Visible to the public A Meta Language for Threat Modeling and Attack Simulations

TitleA Meta Language for Threat Modeling and Attack Simulations
Publication TypeConference Paper
Year of Publication2018
AuthorsJohnson, Pontus, Lagerström, Robert, Ekstedt, Mathias
Conference NameProceedings of the 13th International Conference on Availability, Reliability and Security
PublisherACM
Conference LocationNew York, NY, USA
ISBN Number978-1-4503-6448-5
KeywordsAttack Graphs, composability, Cyber Dependencies, cyber security, domain specific language, Metrics, pubcrawl, resilience, Resiliency, threat modeling
Abstract

Attack simulations may be used to assess the cyber security of systems. In such simulations, the steps taken by an attacker in order to compromise sensitive system assets are traced, and a time estimate may be computed from the initial step to the compromise of assets of interest. Attack graphs constitute a suitable formalism for the modeling of attack steps and their dependencies, allowing the subsequent simulation.
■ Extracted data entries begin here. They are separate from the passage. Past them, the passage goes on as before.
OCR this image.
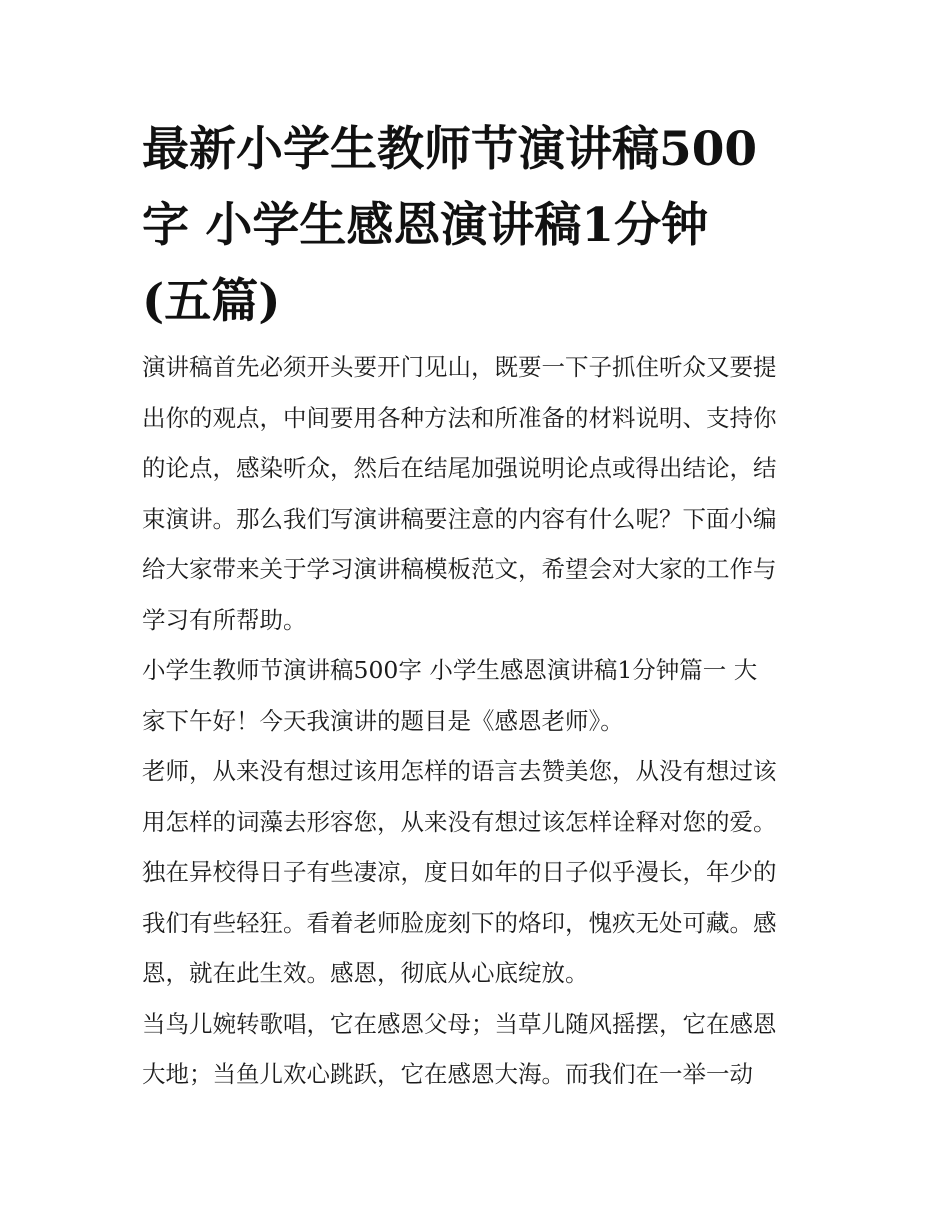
最新小学生教师节演讲稿500
字 小学生感恩演讲稿1分钟
(五篇)
演讲稿首先必须开头要开门见山，既要一下子抓住听众又要提
出你的观点，中间要用各种方法和所准备的材料说明、支持你
的论点，感染听众，然后在结尾加强说明论点或得出结论，结
束演讲。那么我们写演讲稿要注意的内容有什么呢？下面小编
给大家带来关于学习演讲稿模板范文，希望会对大家的工作与
学习有所帮助。
小学生教师节演讲稿500字 小学生感恩演讲稿1分钟篇一 大
家下午好！今天我演讲的题目是《感恩老师》。
老师，从来没有想过该用怎样的语言去赞美您，从没有想过该
用怎样的词藻去形容您，从来没有想过该怎样诠释对您的爱。
独在异校得日子有些凄凉，度日如年的日子似乎漫长，年少的
我们有些轻狂。看着老师脸庞刻下的烙印，愧疚无处可藏。感
恩，就在此生效。感恩，彻底从心底绽放。
当鸟儿婉转歌唱，它在感恩父母；当草儿随风摇摆，它在感恩
大地；当鱼儿欢心跳跃，它在感恩大海。而我们在一举一动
To avoid the costly proposition of building new attack graphs for each system of a given type, domain-specific attack languages may be used. These languages codify the generic attack logic of the considered domain, thus facilitating the modeling, or instantiation, of a specific system in the domain. Examples of possible cyber security domains suitable for domain-specific attack languages are generic types such as cloud systems or embedded systems but may also be highly specialized kinds, e.g. Ubuntu installations; the objects of interest as well as the attack logic will differ significantly between such domains. In this paper, we present the Meta Attack Language (MAL), which may be used to design domain-specific attack languages such as the aforementioned. The MAL provides a formalism that allows the semi-automated generation as well as the efficient computation of very large attack graphs. We declare the formal background to MAL, define its syntax and semantics, exemplify its use with a small domain-specific language and instance model, and report on the computational performance.